Dini hassasiyeti ön planda olan veya dini yönü ön plana çıkmış bir gruba ait infiale sebebiyet veren nahoş bir şey olduğunda, "Bunun aslı astarı yoktur. Amaçları iftira ve tarikatları kötülemektir. Esas amaçları İslam'dır. İslam'a direk saldıramadıkları için cemaatleri hedef alıyorlar. Siz bunları bilmezsiniz" denir. Karşıt kesimden birileri yaptığında enine boyuna inceleriz. "Bunlar var ya bunlar. Hep böyledir. Daha bunların geçmişte şu yaptığı sapıklıklar unutulmadı" denir. Aynı şey yatılı bir Kur'an kursunda olduğu zaman da savunmacı refleks ya da görmezden gelme söz konusu. Hiçbir şey yapılmasa, siz de geçmişte şunu yapmıştınız denir.

Anlatmak istediğim, kendimizi ait hissettiğimiz yerlerde olup biteni bir başka tarafa çekmeye çalışarak kapatmaya çalışırız. Sevdiklerimize söz söyletmeyiz. Sevdiklerimizin yanlışlarını görmeyiz ve dile getirmeyiz. Yani aynı kötülüğü aynı çelişkiyi yapana göre farklı tavır takınırız. Bizden olanı hoş görürken ya da olur böyle şeyler deyip sessizce geçiştirirken başkasından ve karşıt kesimden olana taviz vermeyiz. Arslan kesiliriz.
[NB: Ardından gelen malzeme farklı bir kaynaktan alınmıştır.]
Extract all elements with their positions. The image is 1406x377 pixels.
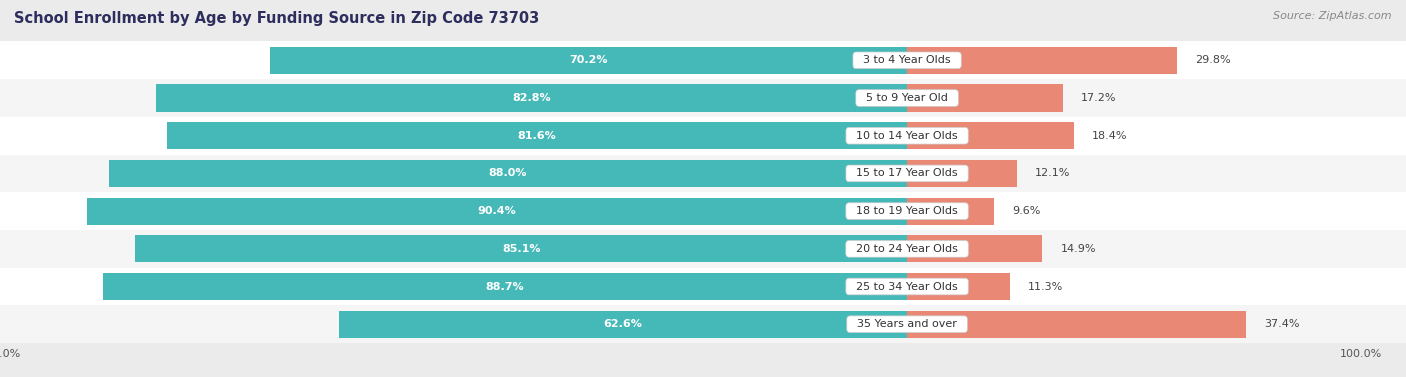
- Text: 62.6%: 62.6%: [603, 319, 643, 329]
- Bar: [907, 273, 1010, 300]
- Text: 9.6%: 9.6%: [1012, 206, 1040, 216]
- FancyBboxPatch shape: [0, 41, 1406, 79]
- Bar: [108, 160, 907, 187]
- Bar: [339, 311, 907, 338]
- Bar: [270, 47, 907, 74]
- Bar: [167, 122, 907, 149]
- Text: 18.4%: 18.4%: [1092, 131, 1128, 141]
- Text: 3 to 4 Year Olds: 3 to 4 Year Olds: [856, 55, 957, 65]
- Text: 35 Years and over: 35 Years and over: [851, 319, 965, 329]
- Bar: [907, 47, 1177, 74]
- Bar: [103, 273, 907, 300]
- Text: 88.7%: 88.7%: [485, 282, 524, 291]
- Text: 37.4%: 37.4%: [1264, 319, 1301, 329]
- FancyBboxPatch shape: [0, 155, 1406, 192]
- Bar: [907, 235, 1042, 262]
- Bar: [156, 84, 907, 112]
- Text: 5 to 9 Year Old: 5 to 9 Year Old: [859, 93, 955, 103]
- Text: 85.1%: 85.1%: [502, 244, 540, 254]
- Bar: [87, 198, 907, 225]
- Text: 17.2%: 17.2%: [1081, 93, 1116, 103]
- Bar: [907, 84, 1063, 112]
- Text: Source: ZipAtlas.com: Source: ZipAtlas.com: [1274, 11, 1392, 21]
- FancyBboxPatch shape: [0, 230, 1406, 268]
- Text: 81.6%: 81.6%: [517, 131, 557, 141]
- FancyBboxPatch shape: [0, 79, 1406, 117]
- Bar: [907, 311, 1246, 338]
- FancyBboxPatch shape: [0, 117, 1406, 155]
- FancyBboxPatch shape: [0, 268, 1406, 305]
- Text: 15 to 17 Year Olds: 15 to 17 Year Olds: [849, 169, 965, 178]
- Text: School Enrollment by Age by Funding Source in Zip Code 73703: School Enrollment by Age by Funding Sour…: [14, 11, 540, 26]
- Text: 18 to 19 Year Olds: 18 to 19 Year Olds: [849, 206, 965, 216]
- Text: 82.8%: 82.8%: [512, 93, 551, 103]
- Text: 11.3%: 11.3%: [1028, 282, 1063, 291]
- FancyBboxPatch shape: [0, 305, 1406, 343]
- Bar: [907, 198, 994, 225]
- Text: 90.4%: 90.4%: [478, 206, 516, 216]
- Text: 25 to 34 Year Olds: 25 to 34 Year Olds: [849, 282, 965, 291]
- Text: 20 to 24 Year Olds: 20 to 24 Year Olds: [849, 244, 965, 254]
- Text: 88.0%: 88.0%: [489, 169, 527, 178]
- Text: 29.8%: 29.8%: [1195, 55, 1232, 65]
- Bar: [907, 122, 1074, 149]
- Bar: [907, 160, 1017, 187]
- FancyBboxPatch shape: [0, 192, 1406, 230]
- Text: 10 to 14 Year Olds: 10 to 14 Year Olds: [849, 131, 965, 141]
- Text: 70.2%: 70.2%: [569, 55, 607, 65]
- Text: 100.0%: 100.0%: [0, 349, 21, 359]
- Text: 14.9%: 14.9%: [1060, 244, 1095, 254]
- Text: 100.0%: 100.0%: [1340, 349, 1382, 359]
- Bar: [135, 235, 907, 262]
- Text: 12.1%: 12.1%: [1035, 169, 1070, 178]
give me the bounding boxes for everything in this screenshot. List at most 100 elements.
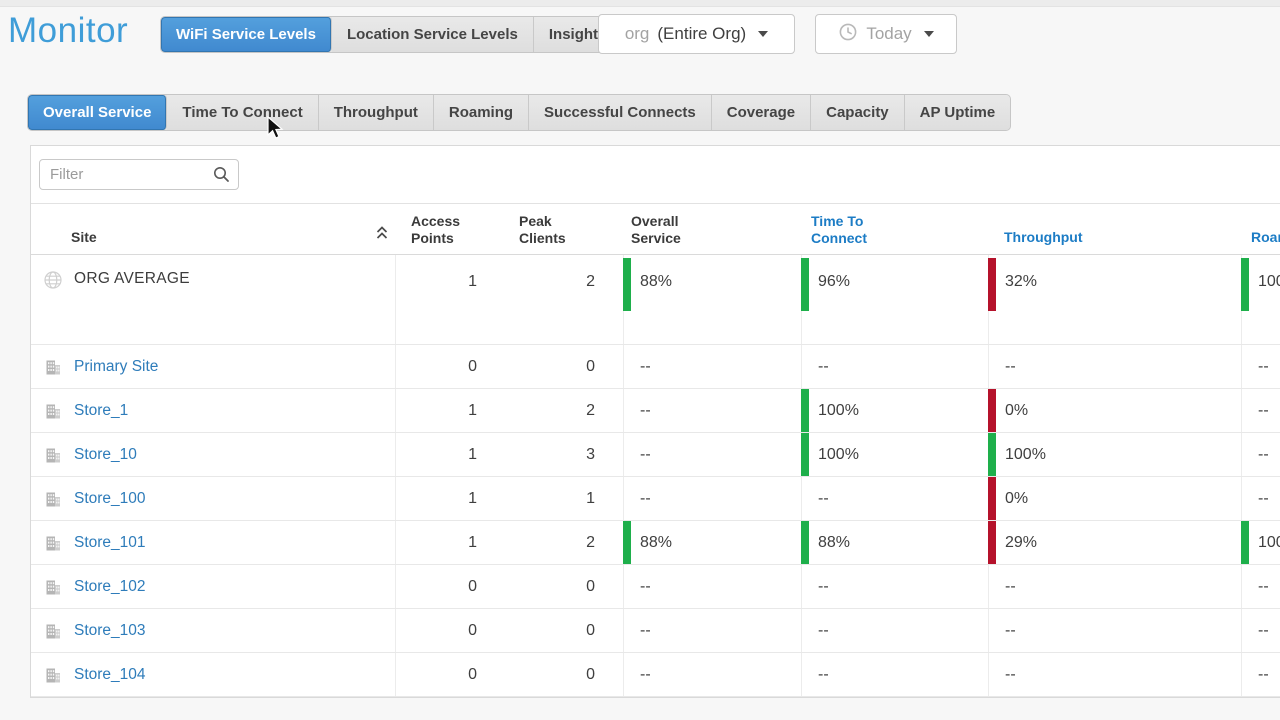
tab-ap-uptime[interactable]: AP Uptime xyxy=(904,95,1011,130)
time-to-connect-cell: 88% xyxy=(801,521,988,564)
service-level-bar xyxy=(801,521,809,564)
tab-roaming[interactable]: Roaming xyxy=(433,95,530,130)
org-scope-dropdown[interactable]: org (Entire Org) xyxy=(598,14,795,54)
site-cell[interactable]: ORG AVERAGE xyxy=(31,255,396,344)
roaming-cell: -- xyxy=(1241,609,1280,652)
site-name[interactable]: Store_103 xyxy=(74,621,146,639)
building-icon xyxy=(43,445,63,465)
tab-capacity[interactable]: Capacity xyxy=(811,95,905,130)
time-to-connect-cell: -- xyxy=(801,345,988,388)
column-header-site[interactable]: Site xyxy=(71,229,97,245)
service-level-value: -- xyxy=(640,621,651,639)
site-name[interactable]: Store_10 xyxy=(74,445,137,463)
peak-clients-value: 0 xyxy=(586,578,595,595)
service-level-value: -- xyxy=(640,445,651,463)
service-level-bar xyxy=(1241,521,1249,564)
table-row: Store_104 0 0 -- -- -- -- xyxy=(31,653,1280,697)
building-icon xyxy=(43,489,63,509)
peak-clients-value: 0 xyxy=(586,666,595,683)
table-body: ORG AVERAGE 1 2 88% 96% 32% 100% Primary… xyxy=(31,255,1280,697)
access-points-value: 0 xyxy=(468,358,477,375)
overall-service-cell: -- xyxy=(623,565,801,608)
metric-tab-group: Overall Service Time To Connect Throughp… xyxy=(27,94,1012,131)
time-to-connect-cell: -- xyxy=(801,565,988,608)
access-points-value: 1 xyxy=(468,534,477,551)
roaming-cell: 100% xyxy=(1241,521,1280,564)
throughput-cell: -- xyxy=(988,653,1241,696)
site-name[interactable]: Store_1 xyxy=(74,401,129,419)
peak-clients-value: 0 xyxy=(586,358,595,375)
service-level-value: 96% xyxy=(818,273,851,290)
overall-service-cell: 88% xyxy=(623,521,801,564)
throughput-cell: 0% xyxy=(988,389,1241,432)
service-level-value: 88% xyxy=(640,533,673,551)
peak-clients-value: 2 xyxy=(586,273,595,290)
service-level-bar xyxy=(988,433,996,476)
site-name[interactable]: Store_104 xyxy=(74,665,146,683)
table-row: Store_100 1 1 -- -- 0% -- xyxy=(31,477,1280,521)
service-level-value: -- xyxy=(818,665,829,683)
service-level-bar xyxy=(801,389,809,432)
tab-overall-service[interactable]: Overall Service xyxy=(28,95,168,130)
table-row: Primary Site 0 0 -- -- -- -- xyxy=(31,345,1280,389)
column-header-time-to-connect[interactable]: Time To Connect xyxy=(811,213,867,246)
search-icon xyxy=(213,166,230,188)
site-cell[interactable]: Primary Site xyxy=(31,345,396,388)
tab-successful-connects[interactable]: Successful Connects xyxy=(529,95,712,130)
service-level-bar xyxy=(988,521,996,564)
column-header-throughput[interactable]: Throughput xyxy=(1004,229,1083,245)
service-level-value: 100% xyxy=(1258,273,1280,290)
site-cell[interactable]: Store_100 xyxy=(31,477,396,520)
service-level-value: 88% xyxy=(818,533,851,551)
filter-input[interactable] xyxy=(39,159,239,190)
roaming-cell: -- xyxy=(1241,345,1280,388)
tab-coverage[interactable]: Coverage xyxy=(711,95,812,130)
site-cell[interactable]: Store_1 xyxy=(31,389,396,432)
access-points-value: 1 xyxy=(468,273,477,290)
site-name[interactable]: Store_102 xyxy=(74,577,146,595)
service-level-value: -- xyxy=(1258,357,1269,375)
time-range-dropdown[interactable]: Today xyxy=(815,14,957,54)
service-level-bar xyxy=(801,433,809,476)
table-header: Site Access Points Peak Clients Overall … xyxy=(31,203,1280,255)
filter-bar xyxy=(31,146,1280,203)
service-level-value: 0% xyxy=(1005,401,1029,419)
peak-clients-value: 3 xyxy=(586,446,595,463)
service-level-value: -- xyxy=(1258,445,1269,463)
roaming-cell: 100% xyxy=(1241,255,1280,344)
site-cell[interactable]: Store_104 xyxy=(31,653,396,696)
tab-time-to-connect[interactable]: Time To Connect xyxy=(167,95,319,130)
site-name[interactable]: Primary Site xyxy=(74,357,159,375)
service-level-value: -- xyxy=(640,665,651,683)
tab-throughput[interactable]: Throughput xyxy=(318,95,434,130)
column-header-roaming[interactable]: Roaming xyxy=(1251,229,1280,245)
overall-service-cell: -- xyxy=(623,477,801,520)
service-level-value: -- xyxy=(1005,621,1016,639)
throughput-cell: -- xyxy=(988,565,1241,608)
table-row: Store_101 1 2 88% 88% 29% 100% xyxy=(31,521,1280,565)
service-level-value: -- xyxy=(1258,621,1269,639)
site-cell[interactable]: Store_101 xyxy=(31,521,396,564)
site-name[interactable]: ORG AVERAGE xyxy=(74,270,190,287)
building-icon xyxy=(43,533,63,553)
table-row: ORG AVERAGE 1 2 88% 96% 32% 100% xyxy=(31,255,1280,345)
service-level-value: -- xyxy=(640,577,651,595)
site-name[interactable]: Store_100 xyxy=(74,489,146,507)
globe-icon xyxy=(43,270,63,290)
service-level-value: 29% xyxy=(1005,533,1038,551)
sort-ascending-icon[interactable] xyxy=(375,225,389,245)
building-icon xyxy=(43,577,63,597)
primary-tab-group: WiFi Service Levels Location Service Lev… xyxy=(160,16,623,53)
time-to-connect-cell: 100% xyxy=(801,389,988,432)
site-cell[interactable]: Store_10 xyxy=(31,433,396,476)
site-cell[interactable]: Store_103 xyxy=(31,609,396,652)
roaming-cell: -- xyxy=(1241,565,1280,608)
column-header-overall-service[interactable]: Overall Service xyxy=(631,213,681,246)
service-level-value: 100% xyxy=(818,445,859,463)
overall-service-cell: 88% xyxy=(623,255,801,344)
tab-wifi-service-levels[interactable]: WiFi Service Levels xyxy=(161,17,332,52)
site-name[interactable]: Store_101 xyxy=(74,533,146,551)
site-cell[interactable]: Store_102 xyxy=(31,565,396,608)
tab-location-service-levels[interactable]: Location Service Levels xyxy=(331,17,534,52)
Başkasını görürken kendimizden olanı hatırlamamak, görmemeye çalışmak, eleştirmemek nasıl bir haletiruhiye olabilir? Bunu gözlere perde inmesi şeklinde izah edebiliriz. Gerçekten göze perde inmişse, gözden bu perdeyi kaldırmadıkça bu göz kör demektir. Buna bakar kör diyebiliriz. Zira aşkın gözü kördür. Nasıl ki aşık sevdiğine toz kondurmazsa, biz de perde inmiş bu gözle sevdiklerimizin, tarafını tuttuğumuz kişilerin hata ve yanlışlarını görmeyiz. 

Hoş, göze perde inmiş diyorum ama gözdeki perde kaldırılınca kişi normal görür diyeceğim. Bu tip kimseler için gözüne perde inmiş demek öyle zannediyorum, çok hafif kalır. Aklı, beyni, zihni ve zihin dünyası dumura uğramıştır bu tiplerin. Tarafını sorgulamaktan yoksundurlar. Kalabalıklar içerisinde kendisine kişilik oluşturmuş, kimlik edinmiş kişilerdir. Karşı çıksam, mahalleden dışlanırım, bugünkü statümü kaybederim endişesini hep taşırlar. Bir başına kalmaktan pek korkarlar. O yüzden kafalarını kuma gömerler, birbirlerini körler ve sağırlar misali yaşamaya devam ederler. Sanırlar ki böyle yaparak millete yutturduk. Maalesef milletin gözünden hiçbir şey kaçmaz. Bu tipler sadece kendilerini kandırmış olurlar.